The first report of the rainbow-colored sheen came at approximately 2:30 p.m. Wednesday, followed by additional reports attributed to the same sheen.
Preliminary investigation has identified a potential discharge from an outfall in the vicinity of Roaches Run Waterfowl Sanctuary, but responders believe recent rainfall and heavy snowmelt may have also contributed oily runoff to the waterway, said Chief Petty Officer Joshua Miller, the all-hazards branch chief with Coast Guard Sector Baltimore.
Involved agencies have used a combination of overflights, boat patrols and landside patrols during the response.
Cleanup contractors placed two layers of sorbent boom and sorbent sweeps to contain and recover the product found around the outfall. Additionally, Tri-State Bird Rescue & Research has been called in to assist with the care of 10 geese found in the area.
“This is a complex situation compounded by the residual snowfall, recent precipitation and multiple avenues of impact to the river,” said Miller. “Our hope is the combined efforts of the Coast Guard, Virginia Department of Environmental Quality, and District Office of Energy and Environment will quickly resolve this situation.”
With no confirmed source, the Coast Guard has taken the lead as the Federal On-Scene Coordinator to access the Oil Spill Liability Trust Fund.

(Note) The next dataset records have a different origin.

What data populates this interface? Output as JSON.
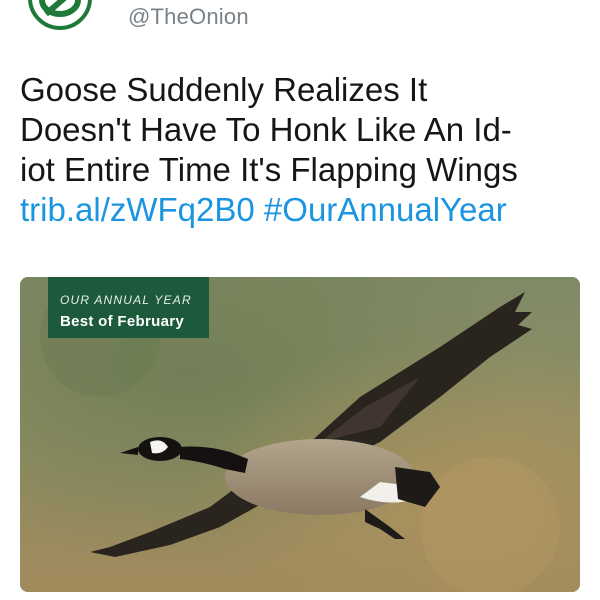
{
  "account": {
    "handle": "@TheOnion",
    "avatar_icon": "onion-logo-icon",
    "brand_color": "#1f7a3a"
  },
  "tweet": {
    "headline_lines": [
      "Goose Suddenly Realizes It",
      "Doesn't Have To Honk Like An Id-",
      "iot Entire Time It's Flapping Wings"
    ],
    "link": "trib.al/zWFq2B0",
    "hashtag": "#OurAnnualYear",
    "link_color": "#1b95e0"
  },
  "media": {
    "banner_top": "OUR ANNUAL YEAR",
    "banner_bottom": "Best of February",
    "banner_color": "#1d5a3c",
    "image_subject": "flying-canada-goose"
  }
}
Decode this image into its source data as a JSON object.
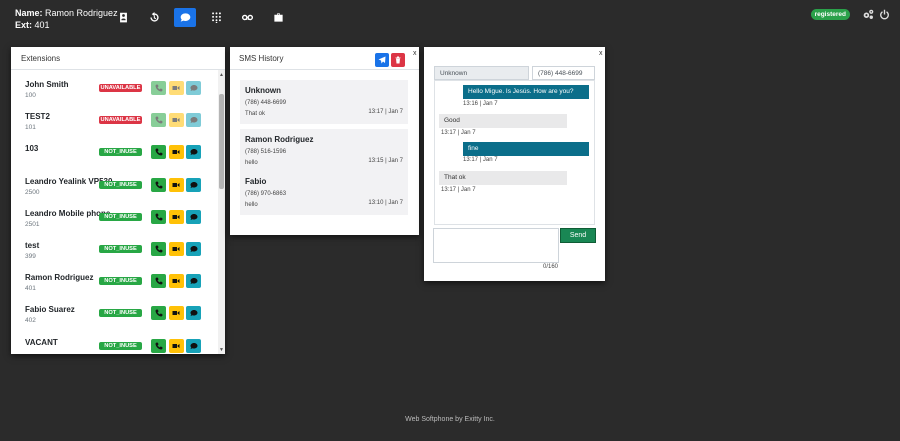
{
  "user": {
    "name_label": "Name:",
    "name": "Ramon Rodriguez",
    "ext_label": "Ext:",
    "ext": "401"
  },
  "nav": [
    {
      "icon": "contacts-book-icon",
      "active": false
    },
    {
      "icon": "history-icon",
      "active": false
    },
    {
      "icon": "chat-bubble-icon",
      "active": true
    },
    {
      "icon": "dialpad-icon",
      "active": false
    },
    {
      "icon": "voicemail-icon",
      "active": false
    },
    {
      "icon": "briefcase-icon",
      "active": false
    }
  ],
  "status_badge": "registered",
  "extensions": {
    "title": "Extensions",
    "items": [
      {
        "name": "John Smith",
        "number": "100",
        "status": "UNAVAILABLE"
      },
      {
        "name": "TEST2",
        "number": "101",
        "status": "UNAVAILABLE"
      },
      {
        "name": "103",
        "number": "",
        "status": "NOT_INUSE"
      },
      {
        "name": "Leandro Yealink VP530",
        "number": "2500",
        "status": "NOT_INUSE"
      },
      {
        "name": "Leandro Mobile phone",
        "number": "2501",
        "status": "NOT_INUSE"
      },
      {
        "name": "test",
        "number": "399",
        "status": "NOT_INUSE"
      },
      {
        "name": "Ramon Rodriguez",
        "number": "401",
        "status": "NOT_INUSE"
      },
      {
        "name": "Fabio Suarez",
        "number": "402",
        "status": "NOT_INUSE"
      },
      {
        "name": "VACANT",
        "number": "",
        "status": "NOT_INUSE"
      }
    ]
  },
  "sms_history": {
    "title": "SMS History",
    "close": "x",
    "items": [
      {
        "name": "Unknown",
        "phone": "(786) 448-6699",
        "text": "That ok",
        "time": "13:17 | Jan 7"
      },
      {
        "name": "Ramon Rodriguez",
        "phone": "(788) 516-1596",
        "text": "hello",
        "time": "13:15 | Jan 7"
      },
      {
        "name": "Fabio",
        "phone": "(786) 970-6863",
        "text": "hello",
        "time": "13:10 | Jan 7"
      }
    ]
  },
  "chat": {
    "close": "x",
    "contact_name": "Unknown",
    "contact_phone": "(786) 448-6699",
    "messages": [
      {
        "dir": "out",
        "text": "Hello Migue. Is Jesús. How are you?",
        "time": "13:16 | Jan 7"
      },
      {
        "dir": "in",
        "text": "Good",
        "time": "13:17 | Jan 7"
      },
      {
        "dir": "out",
        "text": "fine",
        "time": "13:17 | Jan 7"
      },
      {
        "dir": "in",
        "text": "That ok",
        "time": "13:17 | Jan 7"
      }
    ],
    "counter": "0/160",
    "send_label": "Send"
  },
  "footer": "Web Softphone by Exitty Inc."
}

Determining the type of product causing the sheen is a challenge due to all the recent snowmelt and rain, said Lt. David Ruhlig, the incident management division chief at Coast Guard Sector Baltimore. Investigators are working to identify the type of product but are challenged by the possibility of multiple products for various sources. We have sent samples out for laboratory analysis. It might be a couple of days until we get the results, said Ruhlig.